SANTA ANA DEL VALLE, Mexico — Proposals for U.S. migrant-worker reforms may decide the fate of half-deserted Mexican villages like Santa Ana, where almost all the able-bodied men have gone to the United States.

As the town with the highest per-capita migration rate in Mexico — nearly half its households have at least one family member working in the United States — Santa Ana could be repopulated, or left even more empty, depending on how, or if, U.S. rules are changed.

That goes for hundreds of similar villages across Mexico. About 10 percent of the country’s population has already gone north, and an additional 20 percent say they would consider doing so if they could get visas.

More undocumented migrants, who once traveled back and forth to their hometowns, have been staying in the United States because of increased border security since the September 11, 2001, terrorist attacks on New York City and the Pentagon. The result is divided families, desolate towns and half-finished houses started by migrants who hoped to return soon but never came back.

But the migrant workers of Santa Ana could return, at least on weekends or for holidays, under President Bush’s proposal to allow temporary work visas.

“I want my parents to come home,” said Cynthia Gonzalez, 6, who has lived with her grandmother since her parents left to work in California four years ago. “They told me they would, that they’d come back to be with me.”

When the principal asks students at her school how many have parents or other relatives in the United States, more than half of Cynthia’s nervous, giggling first-grade classmates respond.

Mexican migrants work all over the United States, from big cities in the West to small towns in Georgia. They usually follow friends and relatives to a certain city and work in the same industry. Often, the local migrant smuggler — there is usually one in every migrant town — determines where people end up.

Mr. Bush’s proposal has drawn criticism from people opposed to encouraging migrant workers.

But there are those who want to make it even easier for migrants, proposing to give migrant workers legal residency in the United States and the right to take their families north with them.
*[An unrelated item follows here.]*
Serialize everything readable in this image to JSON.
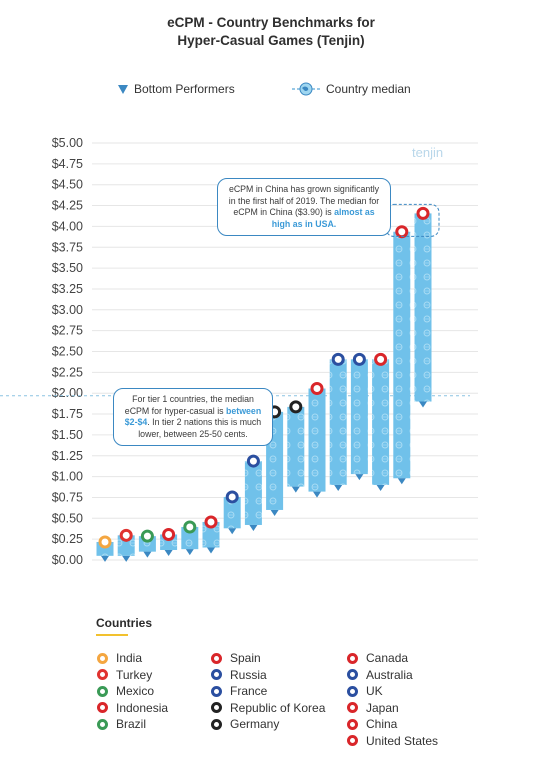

That could wind up emptying Santa Ana and other Mexican towns almost entirely.

“It would be good for them to get legal residency up there, but Santa Ana could wind up losing a lot of its residents,” said Primo Aquino, 35, while weaving one of the town’s intricate carpets.
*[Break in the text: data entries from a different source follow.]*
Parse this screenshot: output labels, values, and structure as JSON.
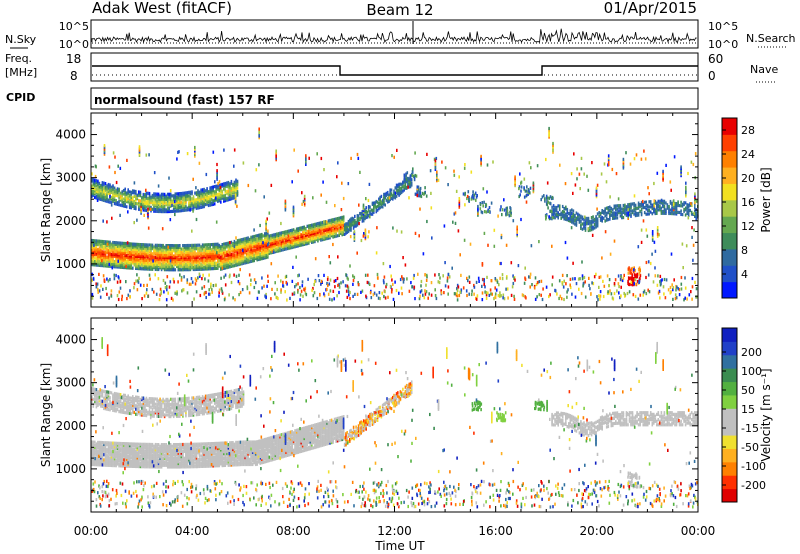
{
  "header": {
    "station": "Adak West (fitACF)",
    "beam": "Beam 12",
    "date": "01/Apr/2015"
  },
  "strip_labels": {
    "nsky": "N.Sky",
    "nsky_ticks": [
      "10^5",
      "10^0"
    ],
    "nsearch": "N.Search",
    "nsearch_ticks": [
      "10^5",
      "10^0"
    ],
    "freq_line1": "Freq.",
    "freq_line2": "[MHz]",
    "freq_ticks": [
      "18",
      "8"
    ],
    "nave_ticks": [
      "60",
      "0"
    ],
    "nave": "Nave",
    "cpid": "CPID",
    "cpid_text": "normalsound (fast) 157 RF"
  },
  "axes": {
    "ylabel": "Slant Range [km]",
    "xlabel": "Time UT",
    "xticks": [
      "00:00",
      "04:00",
      "08:00",
      "12:00",
      "16:00",
      "20:00",
      "00:00"
    ],
    "yticks": [
      "4000",
      "3000",
      "2000",
      "1000"
    ]
  },
  "power_bar": {
    "label": "Power [dB]",
    "ticks": [
      "28",
      "24",
      "20",
      "16",
      "12",
      "8",
      "4"
    ],
    "colors": [
      "#0018ff",
      "#2050c8",
      "#2f6aa0",
      "#3e8c5a",
      "#64a850",
      "#a8c848",
      "#f2e020",
      "#ffb020",
      "#ff8000",
      "#ff4000",
      "#e80000"
    ]
  },
  "velocity_bar": {
    "label": "Velocity [m s⁻¹]",
    "ticks": [
      "200",
      "100",
      "50",
      "15",
      "-15",
      "-50",
      "-100",
      "-200"
    ],
    "colors": [
      "#1020c0",
      "#2040c8",
      "#3070a0",
      "#3a8c50",
      "#52b040",
      "#80d040",
      "#c0c0c0",
      "#c0c0c0",
      "#f0e030",
      "#ffb020",
      "#ff8000",
      "#ff3000",
      "#e00000"
    ]
  },
  "chart_data": [
    {
      "type": "heatmap",
      "title": "Power",
      "xlabel": "Time UT",
      "ylabel": "Slant Range [km]",
      "xlim": [
        0,
        24
      ],
      "ylim": [
        0,
        4500
      ],
      "colorbar": {
        "label": "Power [dB]",
        "range": [
          0,
          30
        ]
      },
      "features": [
        {
          "name": "lower band",
          "start_hour": 0,
          "end_hour": 10,
          "range_km_start": 1150,
          "range_km_end": 2050,
          "power_db": 30
        },
        {
          "name": "upper band",
          "start_hour": 0,
          "end_hour": 5.8,
          "range_km_start": 2800,
          "range_km_end": 2550,
          "power_db": 18
        },
        {
          "name": "post-noon band",
          "start_hour": 10,
          "end_hour": 12.7,
          "range_km_start": 1900,
          "range_km_end": 3000,
          "power_db": 8
        },
        {
          "name": "evening band",
          "start_hour": 18.3,
          "end_hour": 24,
          "range_km_start": 2200,
          "range_km_end": 2300,
          "power_db": 6
        },
        {
          "name": "late blob",
          "start_hour": 21.4,
          "end_hour": 21.4,
          "range_km_start": 700,
          "range_km_end": 700,
          "power_db": 30
        }
      ]
    },
    {
      "type": "heatmap",
      "title": "Velocity",
      "xlabel": "Time UT",
      "ylabel": "Slant Range [km]",
      "xlim": [
        0,
        24
      ],
      "ylim": [
        0,
        4500
      ],
      "colorbar": {
        "label": "Velocity [m s⁻¹]",
        "range": [
          -200,
          200
        ]
      },
      "features": [
        {
          "name": "ground scatter band",
          "start_hour": 0,
          "end_hour": 10,
          "range_km_start": 1300,
          "range_km_end": 2000,
          "velocity": 0
        },
        {
          "name": "upper band",
          "start_hour": 0,
          "end_hour": 6,
          "range_km_start": 2700,
          "range_km_end": 2500,
          "velocity": 0
        },
        {
          "name": "evening band",
          "start_hour": 18.3,
          "end_hour": 24,
          "range_km_start": 2200,
          "range_km_end": 2100,
          "velocity": 0
        }
      ]
    }
  ]
}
Mr. Aquino says he is practically the only male in his age group who hasn’t left Santa Ana, a Zapotec Indian town of 1,200 people in the brown hills east of Oaxaca, capital of the state of that name.

Village elders already have a hard time finding enough able-bodied men to fill traditional posts in Santa Ana.

“Just us old men are left here,” said Roman Bautista, 62, the deputy mayor. “We’d like our people to return, especially our children.”

The town operates on an ancient Zapotec shared-labor system, in which almost every service — administration, police, government — is filled by short-term volunteers.

The Zapotec language is also in danger from the steady encroachment of English as a second tongue after Spanish.

Teacher Eleazar Pedro Santiago says that elsewhere in mountainous Oaxaca state, he’s seen several “ghost towns” containing a few old people and farm animals.

“We’re becoming a town of only women,” said Catalina Bautista, 42, whose two sons are in the United States. “Maybe we should start exporting the females, too.”

Mr. Bush’s program would allow migrants to work at least three years in the United States, enough time, he contends, to save up money to start small businesses back in their hometowns.

But the migrant-owned bakeries or grocery stores that already dot Santa Ana have few customers.

“Everybody has the same idea — to earn money up there and start a business back here,” said Mr. Aquino, the carpet weaver. “What they don’t think about is: What are they going to sell and who are they going to sell to?”

Most residents agree things can’t go on as they are. The town’s dual existence for the past four decades — one foot here, one foot in the north — has not been good for Santa Ana.

“Many of the people came back corrupted by the U.S. lifestyle,” Mr. Aquino said. “They import all these fantasies from up north — the good life, total freedom, not having to answer to anyone.”

The habits of U.S. inner cities have already begun to take hold here. Boys greet each other with a street-gang-style handshake, drugs are a problem and graffiti has begun to appear on the town’s adobe walls.

Many say the town’s salvation doesn’t involve the United States at all.

“What we need here are more job opportunities, so people won’t have to go,” said Abelardo Gonzalez, the school principal. “Now, there’s just farm work, and that’s only when there’s rain.”